— Голодная?
Я киваю.
— Идем, позавтракаем.
Это до одури странно. Но я решаю не торопиться с выводами и просто осторожно наблюдаю за ситуацией. Барон явно на «вы» с готовкой, поэтому мы завтракаем бутербродами и запиваем их крепким кофе. Я стараюсь есть медленно, но чувство тревоги снова закрадывается в душу. Я слишком быстро поглощаю кусочки бутерброда, почти не жуя их нормально.
Барон наблюдает за мной. Я не смотрю ему в глаза, но безошибочно ощущаю его изучающий взгляд на себе. Что он пытается найти в моей внешности? Ответов нет. Но взгляд волчьих глаз буквально прожигает меня, плавит мою кожу.
— Как в детдоме оказалась? — вдруг спрашивает.
Его сильный грудной голос по-прежнему совершенно спокойный, поэтому какая-то частичка этого спокойствия передается и мне. Я боюсь Барона, но в то же время не могу отделаться от мысли, что конкретно мне он не хочет сделать ничего плохого. Враждебность Шраменко я быстро определила. А вот от Барона ничем подобным не веет. Он просто изучает меня и это совсем неплохо, ведь так?
— Я туда в три года попала. Смутно помню причины. Кажется, мои родители были пьяницами. Потому что в памяти ярко запечатлелся едкий запах алкоголя.
— Они не пытались тебя забрать?
— Не знаю. Нет, наверное. Я их никогда не видела после того, как попала в детдом, — я делаю пару глотков кофе. Он очень крепкий и горький, а еще идеально ассоциируется у меня с Бароном.
— Понятно, — он доедает свою порцию. — Пока что побудешь здесь. Непредвиденные проблемы возникли. Ты оказалась не в то время, не в том месте.
— Я… Я это уже поняла.
— Перекантуешься, а потом, когда всё затихнет, вернешься к себе.
— Хорошо.
Барон встает из-за стола и отправляет свою чашку в посудомоечную машину.

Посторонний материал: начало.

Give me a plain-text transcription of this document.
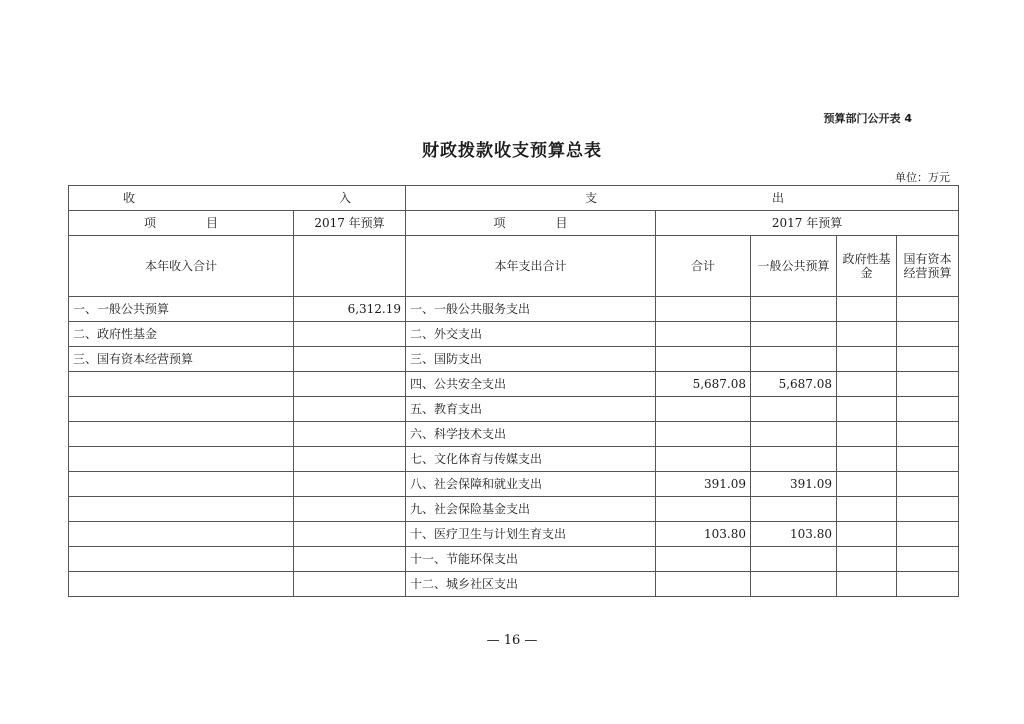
预算部门公开表 4
财政拨款收支预算总表
单位：万元
收 入		支 出				

项 目	2017 年预算	项 目	2017 年预算			
本年收入合计		本年支出合计	合计	一般公共预算	政府性基金	国有资本经营预算
一、一般公共预算	6,312.19	一、一般公共服务支出				
二、政府性基金		二、外交支出				
三、国有资本经营预算		三、国防支出				
		四、公共安全支出	5,687.08	5,687.08		
		五、教育支出				
		六、科学技术支出				
		七、文化体育与传媒支出				
		八、社会保障和就业支出	391.09	391.09		
		九、社会保险基金支出				
		十、医疗卫生与计划生育支出	103.80	103.80		
		十一、节能环保支出				
		十二、城乡社区支出				
— 16 —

— Можно задать один вопрос? — немного помолчав, я всё-таки набираюсь смелости, чтобы попытаться прояснить ситуацию.
— Ну? — Барон поворачивается ко мне.
— Почему вы мне помогаете? Разве вам не должно быть всё равно?
— Я не из тех, кто привык подставлять невинных людей. Ты хорошая, Кристина.
— Откуда вы можете это знать?
— Взгляд всё определяет, — уголки губ Барона приподнимаются в полуулыбке.
— А что с ним не так? — я чувствую, что к моим щекам совсем неожиданно приливает жар.
— Слишком невинный он у тебя. Открытый. Чистый. Такой не каждый день встретишь. Уж поверь, я знаю, о чем говорю. Поэтому плохим человеком ты уж точно быть не можешь.
Я опускаю взгляд на свои босые ноги и уже по привычке поджимаю пальцы. Неужели меня так просто можно раскусить? Неужели для всех вокруг я — открытая книга?
Барон молча куда-то уходит. Я всё-таки домучиваю свою чашку кофе и доедаю бутерброд.
— Держи, — получаю после завтрака пачку мужских новых носков.
Я в растерянности беру их и вопросительно смотрю на Барона.
— Ноги, — коротко объясняет он. — Дом новый. Еще холодный.
Я крепче сжимаю несчастные носки и поджимаю губы. Что это сегодня со мной такое? В уголках глаз уже знакомо начинает щипать. Это ведь просто носки. Боже. Это просто носки! Я не хочу сравнивать Барона и Даню. Это глупо. С Даней у меня были серьезные отношения, а с Бароном… Он просто помогает мне и ничего больше. Но сравнения всё равно происходят сами собой. Даня не заботился о моих холодных и босых ногах. Лишний раз он даже тапочки не мог подать. Это может прозвучать странно, но я думала, что это нормально. Такое вот отношение — нормальное. Но, кажется, я ошиблась, раз о такой мелочи, как мои босые ступни, позаботился совершенно посторонний человек.
— Ты это прекращай мне здесь, — Барон берет меня за подбородок и внимательно смотрит прямо в глаза. — Сырость здесь никому не нужна.